Suppose we have (X, Y ) be a bivariate normal vector with mean vector µ = (0, 0) and covariance matrix $$ Σ= \begin{bmatrix}2 & 1 \\1 & 2 \\\end{bmatrix} $$
I'm given: $$ A^TΣA=\begin{bmatrix}3 & 0 \\0 & 1 \\\end{bmatrix} $$ With A$^T$A=I.
Let U = u$_1$X + u$_2$Y and V = v$_1$X + v$_2$Y, when A=\begin{bmatrix}u1 & v1 \\u2 & v2 \\\end{bmatrix} then show U and V are independent. First I found A=\begin{bmatrix}1/sqrt{2} & 1/sqrt{2} \\1/sqrt{2} & -1/sqrt{2} \\\end{bmatrix} then I found that E(U)=E(V)=0, Var(U)=2, Var(V)=0 and Cov(U,V)=2 by using various axioms for variance and expectation along with the use of my matrix Σ to give Var(X)=Var(Y)=2 and Cov(X,Y)=1. However from here I'm not too sure where to go, I have tried by finding a joint probability mass function f$_x$$_,$$_y$(x,y) however I'm not too sure how it applies to f$_U$$_,$$_V$(u,v). Does anybody know how I go about finding U and V to be independent. Any help is greatly appreciated.
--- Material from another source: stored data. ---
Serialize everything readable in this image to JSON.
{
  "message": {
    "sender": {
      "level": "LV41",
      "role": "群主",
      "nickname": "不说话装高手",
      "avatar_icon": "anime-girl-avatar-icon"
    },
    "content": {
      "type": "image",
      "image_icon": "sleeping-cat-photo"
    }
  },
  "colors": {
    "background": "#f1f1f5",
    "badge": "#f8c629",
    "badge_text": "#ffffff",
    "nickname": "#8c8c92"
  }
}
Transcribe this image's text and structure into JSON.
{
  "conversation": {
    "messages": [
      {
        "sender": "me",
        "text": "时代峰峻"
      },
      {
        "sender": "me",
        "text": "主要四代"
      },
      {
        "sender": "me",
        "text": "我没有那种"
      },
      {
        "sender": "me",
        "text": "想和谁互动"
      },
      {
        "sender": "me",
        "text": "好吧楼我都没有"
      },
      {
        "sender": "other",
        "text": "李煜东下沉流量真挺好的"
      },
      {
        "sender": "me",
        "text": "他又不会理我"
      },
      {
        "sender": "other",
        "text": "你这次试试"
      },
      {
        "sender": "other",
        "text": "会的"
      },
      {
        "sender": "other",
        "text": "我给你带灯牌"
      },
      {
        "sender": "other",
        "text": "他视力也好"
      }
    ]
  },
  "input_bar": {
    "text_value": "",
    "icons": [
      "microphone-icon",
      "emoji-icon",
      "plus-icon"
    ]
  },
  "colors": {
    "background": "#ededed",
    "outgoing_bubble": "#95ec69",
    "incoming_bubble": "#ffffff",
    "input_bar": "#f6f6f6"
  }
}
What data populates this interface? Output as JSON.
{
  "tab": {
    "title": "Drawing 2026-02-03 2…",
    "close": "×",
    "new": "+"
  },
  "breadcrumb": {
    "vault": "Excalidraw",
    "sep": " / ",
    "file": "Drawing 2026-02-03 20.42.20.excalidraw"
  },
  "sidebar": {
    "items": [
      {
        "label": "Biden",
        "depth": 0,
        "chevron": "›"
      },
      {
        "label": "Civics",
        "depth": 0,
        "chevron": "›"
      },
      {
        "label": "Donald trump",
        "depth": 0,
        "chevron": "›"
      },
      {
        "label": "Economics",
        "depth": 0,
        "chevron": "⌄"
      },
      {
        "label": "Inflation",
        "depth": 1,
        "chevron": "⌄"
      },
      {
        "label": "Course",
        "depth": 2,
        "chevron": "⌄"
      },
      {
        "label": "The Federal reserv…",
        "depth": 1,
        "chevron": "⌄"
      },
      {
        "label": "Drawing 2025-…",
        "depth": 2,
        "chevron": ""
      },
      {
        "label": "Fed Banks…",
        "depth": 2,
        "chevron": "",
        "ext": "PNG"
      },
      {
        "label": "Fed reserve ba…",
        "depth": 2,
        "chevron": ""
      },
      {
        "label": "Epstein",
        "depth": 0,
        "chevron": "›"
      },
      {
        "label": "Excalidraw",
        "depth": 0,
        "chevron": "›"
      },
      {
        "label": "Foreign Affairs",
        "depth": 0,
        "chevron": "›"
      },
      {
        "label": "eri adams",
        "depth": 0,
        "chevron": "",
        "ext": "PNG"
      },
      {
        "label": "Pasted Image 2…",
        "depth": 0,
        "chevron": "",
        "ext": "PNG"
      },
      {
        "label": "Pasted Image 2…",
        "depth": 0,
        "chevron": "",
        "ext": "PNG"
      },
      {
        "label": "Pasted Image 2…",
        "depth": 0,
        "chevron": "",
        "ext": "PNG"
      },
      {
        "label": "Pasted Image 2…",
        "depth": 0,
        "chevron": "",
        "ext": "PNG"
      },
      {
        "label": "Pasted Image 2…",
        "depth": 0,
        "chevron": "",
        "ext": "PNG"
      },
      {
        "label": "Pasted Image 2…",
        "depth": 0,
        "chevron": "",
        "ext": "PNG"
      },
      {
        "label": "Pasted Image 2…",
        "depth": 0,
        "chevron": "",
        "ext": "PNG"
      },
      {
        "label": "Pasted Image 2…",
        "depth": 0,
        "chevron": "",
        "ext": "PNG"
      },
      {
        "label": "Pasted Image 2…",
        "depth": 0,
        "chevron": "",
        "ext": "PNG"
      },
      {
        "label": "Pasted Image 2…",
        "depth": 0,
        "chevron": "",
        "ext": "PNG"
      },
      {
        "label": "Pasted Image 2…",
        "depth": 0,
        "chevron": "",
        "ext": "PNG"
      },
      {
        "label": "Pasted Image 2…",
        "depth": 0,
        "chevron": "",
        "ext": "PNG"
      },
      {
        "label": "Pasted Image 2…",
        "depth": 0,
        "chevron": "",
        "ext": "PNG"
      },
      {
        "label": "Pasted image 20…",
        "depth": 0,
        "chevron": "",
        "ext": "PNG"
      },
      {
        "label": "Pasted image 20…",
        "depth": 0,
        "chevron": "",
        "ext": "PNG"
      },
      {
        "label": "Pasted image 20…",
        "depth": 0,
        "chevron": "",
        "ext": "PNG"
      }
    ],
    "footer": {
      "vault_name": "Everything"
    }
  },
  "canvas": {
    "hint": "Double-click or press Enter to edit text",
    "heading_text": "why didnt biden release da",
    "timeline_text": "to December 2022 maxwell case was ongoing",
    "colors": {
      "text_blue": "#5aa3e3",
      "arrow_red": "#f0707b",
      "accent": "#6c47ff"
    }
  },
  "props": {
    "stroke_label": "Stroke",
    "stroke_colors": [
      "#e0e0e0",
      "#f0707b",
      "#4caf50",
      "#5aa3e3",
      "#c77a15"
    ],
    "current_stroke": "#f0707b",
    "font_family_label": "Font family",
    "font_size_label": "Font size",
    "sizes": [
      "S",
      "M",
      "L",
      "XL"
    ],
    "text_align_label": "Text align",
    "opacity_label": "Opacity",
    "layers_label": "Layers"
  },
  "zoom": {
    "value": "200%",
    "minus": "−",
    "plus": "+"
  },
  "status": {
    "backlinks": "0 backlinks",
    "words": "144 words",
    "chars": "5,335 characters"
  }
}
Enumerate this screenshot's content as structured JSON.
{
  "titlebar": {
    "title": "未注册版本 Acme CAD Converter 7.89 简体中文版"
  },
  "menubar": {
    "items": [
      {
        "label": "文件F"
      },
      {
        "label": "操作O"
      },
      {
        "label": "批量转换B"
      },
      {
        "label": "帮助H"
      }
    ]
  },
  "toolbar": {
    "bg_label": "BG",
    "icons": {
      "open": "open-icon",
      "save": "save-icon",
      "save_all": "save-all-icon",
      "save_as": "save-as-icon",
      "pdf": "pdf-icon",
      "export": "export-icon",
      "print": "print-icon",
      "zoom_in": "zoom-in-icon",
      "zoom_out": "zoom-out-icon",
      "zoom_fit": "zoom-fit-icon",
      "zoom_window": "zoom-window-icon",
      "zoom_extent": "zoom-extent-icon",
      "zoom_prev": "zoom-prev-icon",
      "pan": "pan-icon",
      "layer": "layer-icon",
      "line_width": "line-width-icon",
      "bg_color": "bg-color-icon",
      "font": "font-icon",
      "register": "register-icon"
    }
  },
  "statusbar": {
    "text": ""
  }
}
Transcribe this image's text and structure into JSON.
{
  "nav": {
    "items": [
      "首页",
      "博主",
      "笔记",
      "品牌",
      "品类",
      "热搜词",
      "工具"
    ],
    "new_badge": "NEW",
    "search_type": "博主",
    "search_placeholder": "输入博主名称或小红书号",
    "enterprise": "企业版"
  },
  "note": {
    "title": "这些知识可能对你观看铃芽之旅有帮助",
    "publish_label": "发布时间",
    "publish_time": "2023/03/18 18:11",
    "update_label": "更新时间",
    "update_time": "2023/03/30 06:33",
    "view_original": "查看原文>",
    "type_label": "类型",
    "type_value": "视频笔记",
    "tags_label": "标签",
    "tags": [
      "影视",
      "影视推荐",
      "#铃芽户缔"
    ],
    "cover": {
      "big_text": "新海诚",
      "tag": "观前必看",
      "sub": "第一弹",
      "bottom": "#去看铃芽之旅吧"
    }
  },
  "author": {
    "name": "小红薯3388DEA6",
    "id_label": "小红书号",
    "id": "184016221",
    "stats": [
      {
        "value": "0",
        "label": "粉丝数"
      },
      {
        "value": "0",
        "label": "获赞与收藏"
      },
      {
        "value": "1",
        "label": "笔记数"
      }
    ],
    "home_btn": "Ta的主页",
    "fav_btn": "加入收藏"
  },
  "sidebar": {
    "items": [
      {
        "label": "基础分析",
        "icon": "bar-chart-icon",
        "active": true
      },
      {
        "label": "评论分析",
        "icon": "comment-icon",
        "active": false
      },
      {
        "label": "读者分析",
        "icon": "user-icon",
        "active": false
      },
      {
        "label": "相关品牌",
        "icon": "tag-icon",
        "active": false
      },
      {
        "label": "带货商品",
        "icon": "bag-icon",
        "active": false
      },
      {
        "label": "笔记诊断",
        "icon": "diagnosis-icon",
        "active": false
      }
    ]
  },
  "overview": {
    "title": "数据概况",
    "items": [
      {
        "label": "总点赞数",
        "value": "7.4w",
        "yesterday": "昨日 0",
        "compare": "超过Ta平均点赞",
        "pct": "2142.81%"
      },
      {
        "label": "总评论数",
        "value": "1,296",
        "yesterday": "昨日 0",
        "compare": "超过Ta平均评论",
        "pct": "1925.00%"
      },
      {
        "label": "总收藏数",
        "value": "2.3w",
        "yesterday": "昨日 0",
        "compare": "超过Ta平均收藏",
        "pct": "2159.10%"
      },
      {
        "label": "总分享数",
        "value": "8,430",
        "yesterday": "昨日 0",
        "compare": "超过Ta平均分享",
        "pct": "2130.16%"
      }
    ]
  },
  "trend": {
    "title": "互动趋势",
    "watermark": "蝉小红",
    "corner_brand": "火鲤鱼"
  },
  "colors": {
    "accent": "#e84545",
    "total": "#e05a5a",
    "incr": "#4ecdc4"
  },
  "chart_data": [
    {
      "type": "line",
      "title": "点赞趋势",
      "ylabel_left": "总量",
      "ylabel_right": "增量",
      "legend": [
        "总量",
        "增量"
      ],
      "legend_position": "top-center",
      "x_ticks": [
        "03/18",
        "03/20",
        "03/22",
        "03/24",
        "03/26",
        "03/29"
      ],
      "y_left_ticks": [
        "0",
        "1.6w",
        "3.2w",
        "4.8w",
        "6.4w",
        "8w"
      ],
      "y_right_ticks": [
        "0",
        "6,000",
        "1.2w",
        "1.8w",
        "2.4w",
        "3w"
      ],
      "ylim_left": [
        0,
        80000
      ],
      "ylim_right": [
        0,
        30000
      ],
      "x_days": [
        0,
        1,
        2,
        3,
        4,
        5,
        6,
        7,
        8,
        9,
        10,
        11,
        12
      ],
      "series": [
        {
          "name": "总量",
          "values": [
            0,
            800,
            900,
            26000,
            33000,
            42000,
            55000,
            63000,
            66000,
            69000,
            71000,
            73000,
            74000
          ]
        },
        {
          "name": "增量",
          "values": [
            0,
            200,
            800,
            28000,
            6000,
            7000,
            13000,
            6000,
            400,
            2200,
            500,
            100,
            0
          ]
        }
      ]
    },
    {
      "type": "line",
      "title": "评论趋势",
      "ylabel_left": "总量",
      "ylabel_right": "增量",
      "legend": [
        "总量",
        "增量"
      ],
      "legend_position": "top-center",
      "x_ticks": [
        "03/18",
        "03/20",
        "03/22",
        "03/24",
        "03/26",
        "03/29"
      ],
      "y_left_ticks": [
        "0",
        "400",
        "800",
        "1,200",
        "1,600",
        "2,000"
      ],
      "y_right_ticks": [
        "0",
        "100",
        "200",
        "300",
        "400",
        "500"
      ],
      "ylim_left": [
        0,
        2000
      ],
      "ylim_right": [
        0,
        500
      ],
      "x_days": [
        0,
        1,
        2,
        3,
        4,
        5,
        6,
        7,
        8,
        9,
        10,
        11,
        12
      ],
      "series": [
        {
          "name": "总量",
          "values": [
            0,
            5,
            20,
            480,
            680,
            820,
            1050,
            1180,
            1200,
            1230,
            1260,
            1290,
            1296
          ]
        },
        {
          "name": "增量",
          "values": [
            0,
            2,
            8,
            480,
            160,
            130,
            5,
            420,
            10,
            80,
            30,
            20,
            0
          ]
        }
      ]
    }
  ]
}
The covariance matrix of $A\begin{bmatrix}X\\Y\end{bmatrix}$ is $$\text{Cov}\left(A\begin{bmatrix}X\\Y\end{bmatrix} \right) = A \text{Cov}\left(A\begin{bmatrix}X\\Y\end{bmatrix} \right) A^\top = A\Sigma A^\top,$$ so we automatically obtain $\text{Var}(U)=3$, $\text{Var}(V)=1$, and $\text{Cov}(U,V)=0$.
If you want to do it by hand, \begin{align} \text{Var}(U) = \text{Var}(u_1 X + u_2 Y) &= \frac{1}{2} \text{Var}(X) + \frac{1}{2} \text{Var}(Y) + 2 \cdot \frac{1}{2} \text{Cov}(X, Y) = 3 \\ \text{Var}(V) = \text{Var}(v_1 X + v_2 Y) &= \frac{1}{2} \text{Var}(X) + \frac{1}{2} \text{Var}(Y) - 2 \cdot \frac{1}{2}\text{Cov}(X, Y) = 1 \\ \text{Cov}(U, V) = \text{Cov}(u_1 X + u_2 Y, v_1 X + v_2 Y) &= \frac{1}{2} \text{Var}(X) - \frac{1}{2} \text{Var}(Y) - \frac{1}{2} \text{Cov}(X, Y) + \frac{1}{2} \text{Cov}(Y, X) = 0. \end{align}